The hands-on, interactive nature of labs may cause many to assume that blind or visually impaired students cannot participate. However, Dr. Bryan Shaw, a chemistry and biochemistry professor, is proving them wrong through his efforts to make labs accessible for all.

“Our lab works to make both parts of science accessible to people with physical disabilities, including blindness,” Shaw said. “The first part is the data. We want to make the data accessible — all the imagery, all the pictures, all the graphs. … The second part is making the lab accessible with experimental tools and methods, and that’s the part where we need decades more work.”

Shaw’s research program, called The Shaw Research Group, received a $1.3 million grant from the National Institutes of Health to further its mission of making labs accessible to the blind and visually impaired. According to Shaw, the grant allowed him to host a two-day event last month for students from the Texas School for the Blind and Visually Impaired.

The event, titled “In Your Element,” taught high school students about the basic elements of chemistry and biochemistry. The 10 students spent one day working at the Texas School for the Blind and Visually Impaired in Austin and one day here at Baylor, where Shaw and other professionals mentored them.

“The coolest part of the event though was that we brought in Ph.D. mentors with blindness,” Shaw said. “We had three people here who have Ph.D.s in chemistry who are blind. Two of them are completely blind, and one of them is legally blind.”

Shaw said he began his research on accessibility for the blind and visually impaired after meeting a child who was blind at a birthday party. The encounter, coupled with the fact that Shaw’s son is also visually impaired, prompted him to imagine a future where these children could be scientists.

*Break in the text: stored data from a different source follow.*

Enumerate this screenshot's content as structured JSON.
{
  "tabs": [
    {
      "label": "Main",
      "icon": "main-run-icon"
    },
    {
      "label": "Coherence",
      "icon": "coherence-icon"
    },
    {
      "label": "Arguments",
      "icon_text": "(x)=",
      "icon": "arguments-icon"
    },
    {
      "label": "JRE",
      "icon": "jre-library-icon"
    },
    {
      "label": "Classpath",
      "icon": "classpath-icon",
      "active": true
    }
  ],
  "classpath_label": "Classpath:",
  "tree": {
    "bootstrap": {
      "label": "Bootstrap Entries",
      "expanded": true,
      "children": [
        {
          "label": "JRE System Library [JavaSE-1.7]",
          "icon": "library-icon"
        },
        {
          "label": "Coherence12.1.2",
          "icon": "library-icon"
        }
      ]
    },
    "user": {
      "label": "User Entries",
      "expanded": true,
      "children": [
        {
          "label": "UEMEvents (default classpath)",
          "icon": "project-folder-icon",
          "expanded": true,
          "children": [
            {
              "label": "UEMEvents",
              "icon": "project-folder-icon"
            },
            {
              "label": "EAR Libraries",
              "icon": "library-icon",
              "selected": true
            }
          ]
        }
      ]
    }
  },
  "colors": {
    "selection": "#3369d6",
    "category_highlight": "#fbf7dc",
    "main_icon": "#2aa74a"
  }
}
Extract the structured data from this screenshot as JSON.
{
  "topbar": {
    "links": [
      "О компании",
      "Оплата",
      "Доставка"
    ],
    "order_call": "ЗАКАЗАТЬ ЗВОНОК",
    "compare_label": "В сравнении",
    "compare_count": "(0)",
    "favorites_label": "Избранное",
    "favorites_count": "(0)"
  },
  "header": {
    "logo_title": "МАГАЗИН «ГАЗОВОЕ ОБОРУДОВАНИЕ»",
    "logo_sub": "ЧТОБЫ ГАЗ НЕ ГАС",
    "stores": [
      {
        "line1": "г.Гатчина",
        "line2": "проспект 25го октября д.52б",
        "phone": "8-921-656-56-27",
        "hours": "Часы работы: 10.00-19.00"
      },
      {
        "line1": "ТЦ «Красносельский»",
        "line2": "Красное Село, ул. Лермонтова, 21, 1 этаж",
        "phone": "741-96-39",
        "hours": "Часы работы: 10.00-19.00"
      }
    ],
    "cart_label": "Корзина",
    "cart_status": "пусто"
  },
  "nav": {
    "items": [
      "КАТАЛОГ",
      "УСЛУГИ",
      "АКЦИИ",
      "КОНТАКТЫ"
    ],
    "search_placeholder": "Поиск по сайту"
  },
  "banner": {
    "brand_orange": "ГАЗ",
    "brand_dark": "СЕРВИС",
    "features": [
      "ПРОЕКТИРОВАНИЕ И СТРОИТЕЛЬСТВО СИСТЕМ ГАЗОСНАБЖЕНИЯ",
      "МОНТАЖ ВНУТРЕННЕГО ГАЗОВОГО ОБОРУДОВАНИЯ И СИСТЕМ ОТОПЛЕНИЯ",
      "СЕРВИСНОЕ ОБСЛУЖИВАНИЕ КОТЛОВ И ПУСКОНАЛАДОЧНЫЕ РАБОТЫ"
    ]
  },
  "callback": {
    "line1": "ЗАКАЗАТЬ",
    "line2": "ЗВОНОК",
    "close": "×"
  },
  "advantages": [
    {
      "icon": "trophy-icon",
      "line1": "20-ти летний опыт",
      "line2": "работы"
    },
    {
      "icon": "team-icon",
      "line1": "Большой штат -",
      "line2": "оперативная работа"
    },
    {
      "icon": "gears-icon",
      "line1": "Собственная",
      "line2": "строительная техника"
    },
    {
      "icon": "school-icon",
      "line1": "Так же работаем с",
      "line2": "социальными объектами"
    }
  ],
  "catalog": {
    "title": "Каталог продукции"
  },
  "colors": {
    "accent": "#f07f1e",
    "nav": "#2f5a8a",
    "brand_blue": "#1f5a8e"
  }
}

Shaw started researching methods to make labs more accessible to students with disabilities, and the research has paid off. At the “In Your Element” event, blind students, with the help of mentors and a special device created by a Baylor student, were able to complete a task that Shaw formerly deemed virtually impossible for blind and visually impaired students to do.

“It was the first time ever, that we know of, that blind high schoolers loaded an SDS-PAGE gel,” Shaw said. “We had tested the device out on one other person with blindness before these kids arrived, and he was able to use it effectively too.”

It does not require visibility to be safe in the lab, Shaw said. Students were able to safely conduct the lab and accurately analyze the data samples with the help of the device.

Shaw works to accommodate blind and visually impaired students in the classroom, but the Office of Access and Learning Accommodation also helps counter accessibility issues in a variety of ways.

Trevor Allison, senior accommodations specialist for OALA, said the office appoints student assistants to help those with physical disabilities at Baylor. The student assistants complete a variety of tasks, including note-taking, translation and audio descriptions.

However, Allison said needs vary depending on the student and the course requirements, so OALA fills the gaps as needed.

“Sometimes the students and faculty work it out between themselves. Sometimes we aren’t involved; sometimes we are involved. It just kind of depends on the exact scenario, the chain of communication,” Allison said. “We always tell faculty in our communications with them that we are always happy to additionally discuss accommodations and arrangements in their course and to help them provide an accommodating classroom experience.”

According to the OALA website, “OALA provides services and accommodations to meet the varying needs of students with disabilities at Baylor in both academic and non-academic programs and services.” However, the unique provisions needed to make lab work accessible to students with disabilities mean that complete accommodation is an ongoing process.

“I think that Baylor is doing generally a good job … at this point, through efforts in our office and efforts with Dr. Shaw, who we’ve worked with on a few things as far as what he’s doing in his lab,” Allison said. “And he’s helped us out with some accessibility things too.”

Although progress has been made regarding accessibility, Shaw said there is still more that can be done, particularly regarding the lack of government funding that blind or visually impaired students attending private schools receive. He said he hopes these students will be able to get the support necessary to attend private institutions like Baylor.

“It’s likely that we’ll start getting more of these students with blindness attending Baylor, and so we need to set up a system that can help make everything in the classroom accessible,” Shaw said.